To reinvigorate medical innovation, the U.S. is in “desperate need of governmental and regulatory reform” and “we need positive case examples to show that it still can be achieved in the U.S.  Leon suggested

  • Accept the fact that the innovation ecosystem in the U.S. has changed forever, and therefore adapt and evolve, embracing a more strategic approach based on hard-earned lessons.
  • The physician scientist community must reorganize, emphasizing multidisciplinary (non-territorial) activities, better communication, and increased society leadership. “Sometimes, the enemy is us,” he added.
  • Innovation will be a global phenomenon, including: idea creation, intellectual property, device development, clinical research, regulatory approvals, commercial revenue and financial investment.
  • the need for government and regulatory reform, among others

“Most other nations still lack crucial elements of the innovation ecosystem, such as cultures of entrepreneurialism and commercialization, coherent reimbursement systems, IP protection, trained management or a comprehensive network of reliable suppliers and distributors,” Leon concluded

Problem in Innovation? 

Edelman, director of the Harvard-MIT Biomedical Engineering Center, Boston, argued against the “crisis,” citing barriers to development as the problem. 

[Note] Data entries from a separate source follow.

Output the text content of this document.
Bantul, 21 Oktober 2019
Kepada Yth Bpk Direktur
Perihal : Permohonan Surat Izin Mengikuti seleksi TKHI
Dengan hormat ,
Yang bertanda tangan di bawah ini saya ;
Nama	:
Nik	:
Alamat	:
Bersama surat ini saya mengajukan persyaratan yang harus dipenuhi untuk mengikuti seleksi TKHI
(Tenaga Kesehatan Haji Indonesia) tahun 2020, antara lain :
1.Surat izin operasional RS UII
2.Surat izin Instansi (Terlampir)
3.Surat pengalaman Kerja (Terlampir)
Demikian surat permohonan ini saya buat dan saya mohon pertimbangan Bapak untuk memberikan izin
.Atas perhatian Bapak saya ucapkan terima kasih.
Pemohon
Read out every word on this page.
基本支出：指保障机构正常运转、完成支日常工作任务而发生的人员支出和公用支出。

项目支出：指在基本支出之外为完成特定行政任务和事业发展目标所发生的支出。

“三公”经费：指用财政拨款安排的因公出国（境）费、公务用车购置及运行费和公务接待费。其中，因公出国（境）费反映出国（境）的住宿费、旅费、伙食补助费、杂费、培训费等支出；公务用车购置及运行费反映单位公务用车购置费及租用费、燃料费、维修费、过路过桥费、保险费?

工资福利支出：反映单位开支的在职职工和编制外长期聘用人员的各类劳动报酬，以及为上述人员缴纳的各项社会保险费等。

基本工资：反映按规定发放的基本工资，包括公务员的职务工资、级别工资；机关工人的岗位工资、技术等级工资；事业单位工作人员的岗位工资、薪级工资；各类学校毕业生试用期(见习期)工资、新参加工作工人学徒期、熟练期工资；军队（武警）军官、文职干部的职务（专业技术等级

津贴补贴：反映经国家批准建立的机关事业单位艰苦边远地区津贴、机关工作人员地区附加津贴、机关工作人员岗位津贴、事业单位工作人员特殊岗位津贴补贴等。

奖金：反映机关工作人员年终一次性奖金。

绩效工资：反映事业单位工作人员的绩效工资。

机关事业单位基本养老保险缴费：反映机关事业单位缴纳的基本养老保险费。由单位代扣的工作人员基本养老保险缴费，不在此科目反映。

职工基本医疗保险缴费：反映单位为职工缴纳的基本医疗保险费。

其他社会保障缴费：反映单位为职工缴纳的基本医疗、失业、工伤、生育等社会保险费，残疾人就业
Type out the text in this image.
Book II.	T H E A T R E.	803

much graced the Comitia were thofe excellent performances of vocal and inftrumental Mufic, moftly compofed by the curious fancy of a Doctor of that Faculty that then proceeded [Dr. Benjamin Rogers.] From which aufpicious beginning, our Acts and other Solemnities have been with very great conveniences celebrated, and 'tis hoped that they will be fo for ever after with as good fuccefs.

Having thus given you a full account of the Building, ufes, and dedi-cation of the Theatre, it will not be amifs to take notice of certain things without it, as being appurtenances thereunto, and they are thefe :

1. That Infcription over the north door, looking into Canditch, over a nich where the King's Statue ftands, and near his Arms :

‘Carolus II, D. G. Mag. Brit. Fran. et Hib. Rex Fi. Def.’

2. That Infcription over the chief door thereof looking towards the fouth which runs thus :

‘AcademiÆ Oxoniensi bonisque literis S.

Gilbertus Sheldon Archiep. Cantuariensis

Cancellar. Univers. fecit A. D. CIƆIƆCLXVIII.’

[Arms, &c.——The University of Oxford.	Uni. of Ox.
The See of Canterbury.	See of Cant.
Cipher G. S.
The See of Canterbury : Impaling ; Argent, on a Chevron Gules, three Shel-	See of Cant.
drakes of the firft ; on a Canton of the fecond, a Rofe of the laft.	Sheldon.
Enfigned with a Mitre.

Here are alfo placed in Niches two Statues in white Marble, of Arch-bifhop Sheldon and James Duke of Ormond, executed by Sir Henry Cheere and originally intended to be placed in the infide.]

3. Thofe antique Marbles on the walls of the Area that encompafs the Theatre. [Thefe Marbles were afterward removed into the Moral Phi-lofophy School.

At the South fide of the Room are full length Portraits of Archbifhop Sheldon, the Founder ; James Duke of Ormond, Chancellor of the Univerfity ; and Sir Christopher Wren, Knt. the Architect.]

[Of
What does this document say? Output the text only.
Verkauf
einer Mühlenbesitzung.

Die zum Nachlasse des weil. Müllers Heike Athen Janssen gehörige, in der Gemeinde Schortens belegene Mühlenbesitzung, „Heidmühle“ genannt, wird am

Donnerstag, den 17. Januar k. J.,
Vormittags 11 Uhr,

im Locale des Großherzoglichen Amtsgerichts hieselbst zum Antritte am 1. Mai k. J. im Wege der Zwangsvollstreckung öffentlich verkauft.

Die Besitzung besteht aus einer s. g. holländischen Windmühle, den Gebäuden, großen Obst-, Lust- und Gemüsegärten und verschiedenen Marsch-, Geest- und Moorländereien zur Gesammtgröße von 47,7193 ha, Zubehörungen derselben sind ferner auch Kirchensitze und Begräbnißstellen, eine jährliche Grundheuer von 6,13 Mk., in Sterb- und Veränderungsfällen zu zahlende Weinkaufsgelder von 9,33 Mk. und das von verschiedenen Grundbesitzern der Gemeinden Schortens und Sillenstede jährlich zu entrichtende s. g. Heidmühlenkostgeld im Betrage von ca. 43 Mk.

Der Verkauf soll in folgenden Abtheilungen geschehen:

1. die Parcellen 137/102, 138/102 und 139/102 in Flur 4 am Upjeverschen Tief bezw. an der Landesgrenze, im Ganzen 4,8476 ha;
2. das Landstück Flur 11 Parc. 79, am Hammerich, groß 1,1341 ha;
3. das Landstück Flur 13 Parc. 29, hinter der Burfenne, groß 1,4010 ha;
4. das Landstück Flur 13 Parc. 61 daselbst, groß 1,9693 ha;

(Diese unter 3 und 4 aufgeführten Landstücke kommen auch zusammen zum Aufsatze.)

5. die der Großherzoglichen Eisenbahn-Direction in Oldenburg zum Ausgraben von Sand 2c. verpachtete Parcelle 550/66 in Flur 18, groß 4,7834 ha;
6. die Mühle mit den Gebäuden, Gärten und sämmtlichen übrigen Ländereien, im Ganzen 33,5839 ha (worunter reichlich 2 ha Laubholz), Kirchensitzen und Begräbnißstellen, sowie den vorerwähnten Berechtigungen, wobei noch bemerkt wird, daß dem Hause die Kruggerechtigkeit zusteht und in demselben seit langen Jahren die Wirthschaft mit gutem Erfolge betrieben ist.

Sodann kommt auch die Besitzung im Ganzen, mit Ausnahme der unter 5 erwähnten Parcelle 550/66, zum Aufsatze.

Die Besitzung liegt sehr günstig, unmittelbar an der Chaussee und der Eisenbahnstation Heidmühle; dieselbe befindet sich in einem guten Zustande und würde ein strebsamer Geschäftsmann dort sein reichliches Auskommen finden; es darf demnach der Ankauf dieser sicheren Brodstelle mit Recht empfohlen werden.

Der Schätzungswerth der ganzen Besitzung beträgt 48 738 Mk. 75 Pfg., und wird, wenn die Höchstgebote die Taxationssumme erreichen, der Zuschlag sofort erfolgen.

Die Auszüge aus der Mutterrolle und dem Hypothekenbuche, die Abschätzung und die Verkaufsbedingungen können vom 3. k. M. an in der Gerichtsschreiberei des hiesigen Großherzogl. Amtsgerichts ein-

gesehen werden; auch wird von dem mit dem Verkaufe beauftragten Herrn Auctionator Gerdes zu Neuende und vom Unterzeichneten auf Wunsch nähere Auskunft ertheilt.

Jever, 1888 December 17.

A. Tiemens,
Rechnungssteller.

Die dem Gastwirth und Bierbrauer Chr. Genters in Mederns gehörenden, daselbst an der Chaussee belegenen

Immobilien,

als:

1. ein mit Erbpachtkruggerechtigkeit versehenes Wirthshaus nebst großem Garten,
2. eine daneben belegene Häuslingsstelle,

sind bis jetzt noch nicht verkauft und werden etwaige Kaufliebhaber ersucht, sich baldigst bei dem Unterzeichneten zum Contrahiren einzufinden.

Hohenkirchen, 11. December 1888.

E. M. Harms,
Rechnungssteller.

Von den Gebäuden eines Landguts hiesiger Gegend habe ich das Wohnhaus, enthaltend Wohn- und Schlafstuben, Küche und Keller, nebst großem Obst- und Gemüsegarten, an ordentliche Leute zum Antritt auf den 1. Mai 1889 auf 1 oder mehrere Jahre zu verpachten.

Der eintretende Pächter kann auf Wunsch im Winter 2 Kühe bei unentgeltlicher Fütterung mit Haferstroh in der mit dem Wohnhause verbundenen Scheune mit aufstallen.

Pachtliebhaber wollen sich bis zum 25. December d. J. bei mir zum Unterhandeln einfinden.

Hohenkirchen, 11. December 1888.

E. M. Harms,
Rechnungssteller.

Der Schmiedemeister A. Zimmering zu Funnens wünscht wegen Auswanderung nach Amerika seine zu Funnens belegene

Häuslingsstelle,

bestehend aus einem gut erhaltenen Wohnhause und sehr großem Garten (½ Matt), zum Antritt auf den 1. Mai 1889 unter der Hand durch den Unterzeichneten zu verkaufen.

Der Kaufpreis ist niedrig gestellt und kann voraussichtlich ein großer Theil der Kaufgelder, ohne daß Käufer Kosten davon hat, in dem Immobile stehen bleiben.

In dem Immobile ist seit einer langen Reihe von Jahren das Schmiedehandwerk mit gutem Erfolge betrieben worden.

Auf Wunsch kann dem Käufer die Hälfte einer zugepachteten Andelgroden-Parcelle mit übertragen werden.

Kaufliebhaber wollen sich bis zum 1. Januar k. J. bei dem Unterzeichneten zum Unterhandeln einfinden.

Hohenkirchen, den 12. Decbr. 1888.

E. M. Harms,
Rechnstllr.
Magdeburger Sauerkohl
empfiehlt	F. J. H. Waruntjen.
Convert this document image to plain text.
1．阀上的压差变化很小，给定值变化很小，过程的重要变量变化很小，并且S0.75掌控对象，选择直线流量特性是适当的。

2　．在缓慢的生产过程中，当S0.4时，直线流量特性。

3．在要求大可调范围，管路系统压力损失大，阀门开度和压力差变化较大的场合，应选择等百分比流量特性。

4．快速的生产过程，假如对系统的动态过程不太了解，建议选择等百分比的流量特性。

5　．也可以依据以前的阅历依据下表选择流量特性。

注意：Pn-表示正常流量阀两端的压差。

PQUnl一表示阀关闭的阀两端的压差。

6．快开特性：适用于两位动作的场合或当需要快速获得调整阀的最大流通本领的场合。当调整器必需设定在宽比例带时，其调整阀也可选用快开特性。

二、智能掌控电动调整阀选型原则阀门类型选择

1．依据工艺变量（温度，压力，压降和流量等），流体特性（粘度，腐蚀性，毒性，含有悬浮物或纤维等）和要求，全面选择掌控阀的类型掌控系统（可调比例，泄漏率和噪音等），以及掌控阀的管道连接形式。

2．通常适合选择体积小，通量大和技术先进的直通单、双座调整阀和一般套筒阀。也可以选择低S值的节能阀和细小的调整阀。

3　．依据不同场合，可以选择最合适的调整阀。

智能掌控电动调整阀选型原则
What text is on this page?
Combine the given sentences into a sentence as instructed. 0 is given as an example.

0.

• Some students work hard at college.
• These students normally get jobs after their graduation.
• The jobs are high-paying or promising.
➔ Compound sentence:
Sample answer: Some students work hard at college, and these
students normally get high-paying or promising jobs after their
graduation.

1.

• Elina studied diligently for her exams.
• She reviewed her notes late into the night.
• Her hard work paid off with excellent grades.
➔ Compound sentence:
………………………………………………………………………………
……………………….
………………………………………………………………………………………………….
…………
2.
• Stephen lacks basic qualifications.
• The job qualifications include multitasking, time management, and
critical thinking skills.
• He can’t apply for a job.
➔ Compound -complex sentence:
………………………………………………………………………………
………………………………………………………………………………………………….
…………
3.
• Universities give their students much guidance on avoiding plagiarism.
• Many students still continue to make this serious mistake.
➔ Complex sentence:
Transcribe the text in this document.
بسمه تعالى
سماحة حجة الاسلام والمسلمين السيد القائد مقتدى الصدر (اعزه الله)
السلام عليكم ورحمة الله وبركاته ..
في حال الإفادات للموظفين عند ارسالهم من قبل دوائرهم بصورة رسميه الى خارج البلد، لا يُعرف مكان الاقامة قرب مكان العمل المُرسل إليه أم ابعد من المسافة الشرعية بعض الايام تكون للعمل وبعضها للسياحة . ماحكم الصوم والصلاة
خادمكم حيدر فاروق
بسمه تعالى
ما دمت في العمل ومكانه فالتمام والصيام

“In the last 2 years we’ve changed the way we operate in the clinic. We’ve provided new technologies, new materials and convergent technologies; we are fundamentally dramatically different, and all of this is by virtue of the extraordinary pace of innovation in and outside of the United States,” he said during his discussion. 

According to Edelman, development barriers – not a crisis of innovation – are the culprits. The barrier to implementation is engineering, the barrier to envisioning is conceptual science and the barrier to profit is entrepreneurship, he explained. 

To remedy these issues, Edelman argued the need for an “era of cultural change” at several levels, including regulatory agency-industry interchange.  “Industry is going to have to provide more information, and the FDA is going to have to use that information for purposes other than regulatory approval,” he said. 

Additionally, academia needs to shift its behavior, Edelman said.  “It has to advance the discipline and extend the use of its models but it has to acknowledge that sometimes development transcends discovery,” he said.   Edelman asserted that industry will need to: 

  • collaborate better and share more
  • educate, not just publish; and
  • realize that sometimes you don’t promise the world, you just have to fess up to the limitations of academia and go back and say there is a responsibility – even in the ivory tower – in improving peoples’ lives.” 

He also asserted that 

  • constituency agencies should define public policy need, prioritize areas of concern and help standardize techniques;
  • funding agencies should help foster discipline and encourage collaboration; and
  • lastly, the public should accept and appreciate risk.

 “Innovation is not dead, in fact, I’d say it’s flourishing,” he said. “Engineering is flourishing; entrepreneurship is a problem, but none of these things are elements unto their own.”